A generation of children was lost. The survivors were in shock. The effects are still felt. The village had more than its share of illness, depression. Few of the survivors felt lucky. They still get flashbacks.

The site of the school is now an attractive memorial garden, based on the exact outline of the old classrooms. A row of eighty eight white arches mark the graves of some of the children. Even now, they gleam shockingly white against the valleys landscape.

As a direct result of what happened, legislation for improved safety of tips was put in place.

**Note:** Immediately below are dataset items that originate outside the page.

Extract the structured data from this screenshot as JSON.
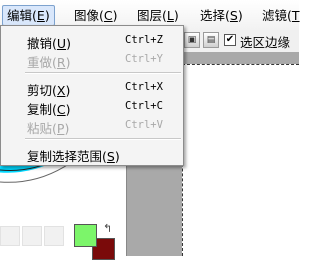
{
  "menubar": {
    "items": [
      {
        "label": "编辑",
        "key": "E",
        "close": ")"
      },
      {
        "label": "图像",
        "key": "C",
        "close": ")"
      },
      {
        "label": "图层",
        "key": "L",
        "close": ")"
      },
      {
        "label": "选择",
        "key": "S",
        "close": ")"
      },
      {
        "label": "滤镜",
        "key": "T",
        "close": ""
      }
    ]
  },
  "edit_menu": {
    "items": [
      {
        "label": "撤销",
        "key": "U",
        "shortcut": "Ctrl+Z",
        "enabled": true
      },
      {
        "label": "重做",
        "key": "R",
        "shortcut": "Ctrl+Y",
        "enabled": false
      },
      {
        "label": "剪切",
        "key": "X",
        "shortcut": "Ctrl+X",
        "enabled": true
      },
      {
        "label": "复制",
        "key": "C",
        "shortcut": "Ctrl+C",
        "enabled": true
      },
      {
        "label": "粘贴",
        "key": "P",
        "shortcut": "Ctrl+V",
        "enabled": false
      },
      {
        "label": "复制选择范围",
        "key": "S",
        "shortcut": "",
        "enabled": true
      }
    ]
  },
  "toolbar": {
    "checkbox_label": "选区边缘",
    "checkbox_checked": "✔"
  },
  "colors": {
    "foreground": "#7cf56a",
    "background": "#7a0a0a",
    "swap_icon": "↰"
  }
}
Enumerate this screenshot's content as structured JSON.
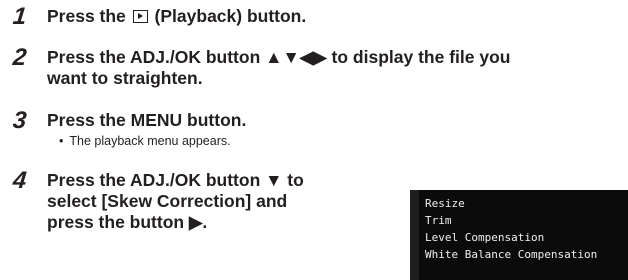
{
  "steps": [
    {
      "num": "1",
      "before": "Press the",
      "icon": "playback-icon",
      "after": "(Playback) button."
    },
    {
      "num": "2",
      "line1": "Press the ADJ./OK button ▲▼◀▶ to display the file you",
      "line2": "want to straighten."
    },
    {
      "num": "3",
      "line1": "Press the MENU button.",
      "sub_bullet": "•",
      "sub": "The playback menu appears."
    },
    {
      "num": "4",
      "line1": "Press the ADJ./OK button ▼ to",
      "line2": "select [Skew Correction] and",
      "line3": "press the button ▶."
    }
  ],
  "menu": {
    "items": [
      "Resize",
      "Trim",
      "Level Compensation",
      "White Balance Compensation"
    ]
  }
}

The coal industry is finished, of course. The pits have long closed. The slag heaps have gone. Where once they stood there are now business parks, shopping centres, new housing. The River Taff, which once ran black with coal and pollution, is now clean and sparkling, home to trout and otters.

Thanks in part to Jeff Edwards – the last child brought out alive - who became mayor of Merthyr, Aberfan now has new heart, good facilities including a thriving children’s centre.

But 50 years after a generation was lost, the survivors are still paying the price of coal.